JC Films tours with its faith-based, family-friendly films across the United States, screening the films in churches and nonprofits while speaking with congregations about Christian entertainment. Jason Campbell, president of JC Films and writer/producer of "Nail 32," has toured his films for 5-6 years starting with the production company's first film "Finding Faith." Campbell and his team write, produce and screen all the company's films, furthering the ministry of faith-based films across the country.
The idea for "Nail 32" came when Campbell and his team screened one of their films at a cowboy church.

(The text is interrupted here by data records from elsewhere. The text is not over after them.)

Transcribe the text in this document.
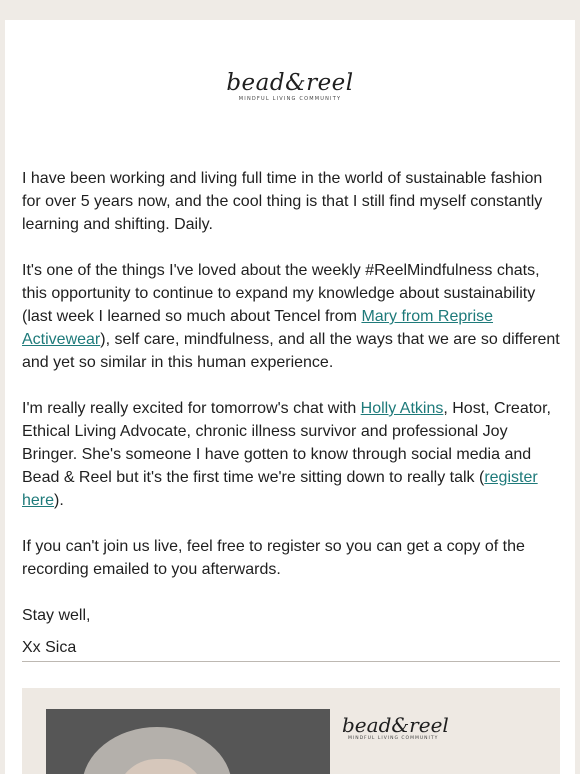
bead&reel
MINDFUL LIVING COMMUNITY

I have been working and living full time in the world of sustainable fashion for over 5 years now, and the cool thing is that I still find myself constantly learning and shifting. Daily.

It's one of the things I've loved about the weekly #ReelMindfulness chats, this opportunity to continue to expand my knowledge about sustainability (last week I learned so much about Tencel from Mary from Reprise Activewear), self care, mindfulness, and all the ways that we are so different and yet so similar in this human experience.

I'm really really excited for tomorrow's chat with Holly Atkins, Host, Creator, Ethical Living Advocate, chronic illness survivor and professional Joy Bringer. She's someone I have gotten to know through social media and Bead & Reel but it's the first time we're sitting down to really talk (register here).

If you can't join us live, feel free to register so you can get a copy of the recording emailed to you afterwards.

Stay well,

Xx Sica

bead&reel
MINDFUL LIVING COMMUNITY
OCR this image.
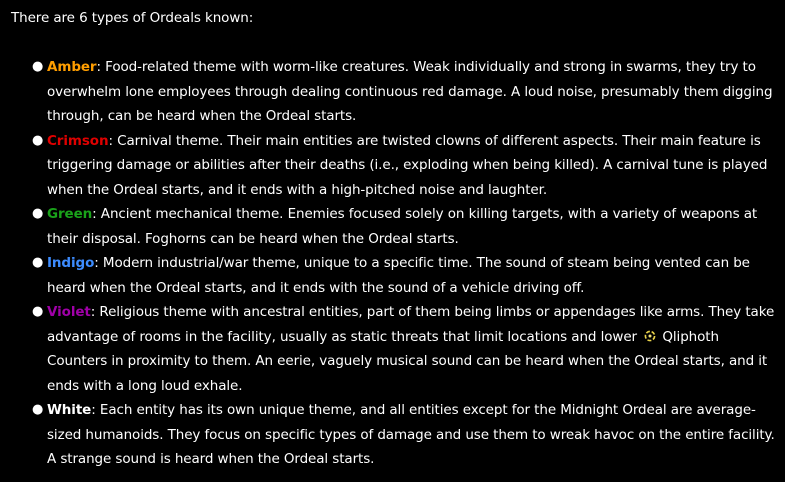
There are 6 types of Ordeals known:

● Amber: Food-related theme with worm-like creatures. Weak individually and strong in swarms, they try to overwhelm lone employees through dealing continuous red damage. A loud noise, presumably them digging through, can be heard when the Ordeal starts.
● Crimson: Carnival theme. Their main entities are twisted clowns of different aspects. Their main feature is triggering damage or abilities after their deaths (i.e., exploding when being killed). A carnival tune is played when the Ordeal starts, and it ends with a high-pitched noise and laughter.
● Green: Ancient mechanical theme. Enemies focused solely on killing targets, with a variety of weapons at their disposal. Foghorns can be heard when the Ordeal starts.
● Indigo: Modern industrial/war theme, unique to a specific time. The sound of steam being vented can be heard when the Ordeal starts, and it ends with the sound of a vehicle driving off.
● Violet: Religious theme with ancestral entities, part of them being limbs or appendages like arms. They take advantage of rooms in the facility, usually as static threats that limit locations and lower  Qliphoth Counters in proximity to them. An eerie, vaguely musical sound can be heard when the Ordeal starts, and it ends with a long loud exhale.
● White: Each entity has its own unique theme, and all entities except for the Midnight Ordeal are average-sized humanoids. They focus on specific types of damage and use them to wreak havoc on the entire facility. A strange sound is heard when the Ordeal starts.
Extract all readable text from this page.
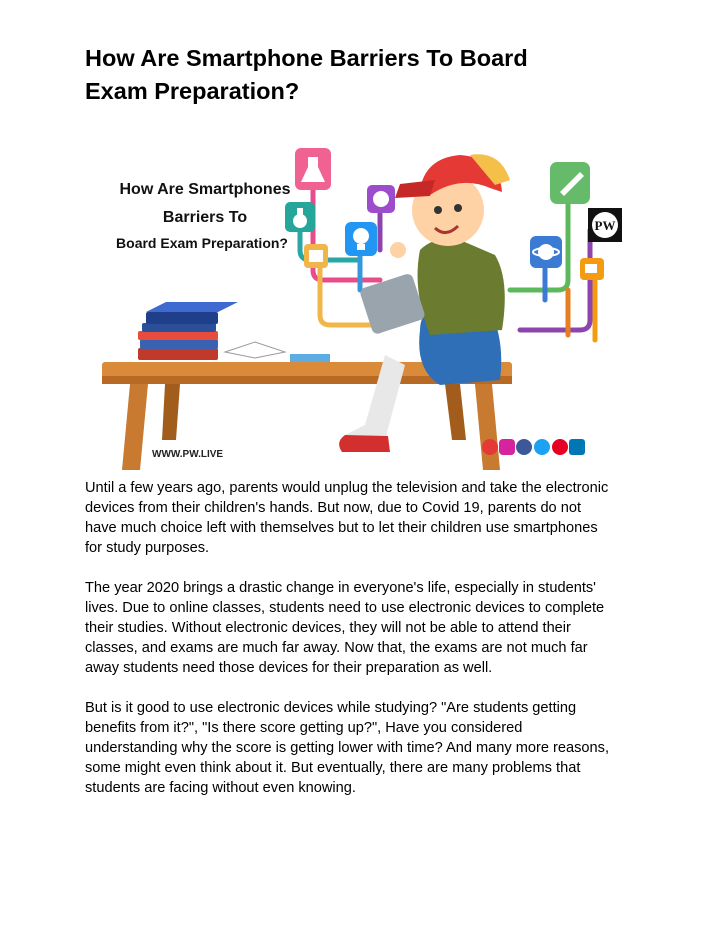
How Are Smartphone Barriers To Board
Exam Preparation?
PW
How Are Smartphones
Barriers To
Board Exam Preparation?
WWW.PW.LIVE

Until a few years ago, parents would unplug the television and take the electronic
devices from their children's hands. But now, due to Covid 19, parents do not
have much choice left with themselves but to let their children use smartphones
for study purposes.

The year 2020 brings a drastic change in everyone's life, especially in students'
lives. Due to online classes, students need to use electronic devices to complete
their studies. Without electronic devices, they will not be able to attend their
classes, and exams are much far away. Now that, the exams are not much far
away students need those devices for their preparation as well.

But is it good to use electronic devices while studying? "Are students getting
benefits from it?", "Is there score getting up?", Have you considered
understanding why the score is getting lower with time? And many more reasons,
some might even think about it. But eventually, there are many problems that
students are facing without even knowing.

"We had never been to a cowboy church before," Campbell said. "We showed one of our movies there and we were just kind of blown away with the whole western philosophy of worship and just the different style of church it was. The more we talked to the people there, the more we got interested in doing a Western-type movie. So I came across how the cowboy church really started in the rodeos and then the farms and the rural areas and now there's 16,000 of them around the United States. So it's just a story about a family, a pastor, that goes on the rodeo circuit to start a ministry to cowboys."
Most popular film now
Campbell said "Nail 32" is JC Films' most popular film right now, and he's screening the film between 40-58 times a month. Most of the screenings have been in Oklahoma, Texas and Colorado and the screenings aren't only taking place in cowboy churches. Campbell believes the film has been successful because there's a deep, rich connection to the western culture within those midwestern areas. And as of the last decade, Campbell believes Hollywood has done a poor job of portraying family-oriented western films.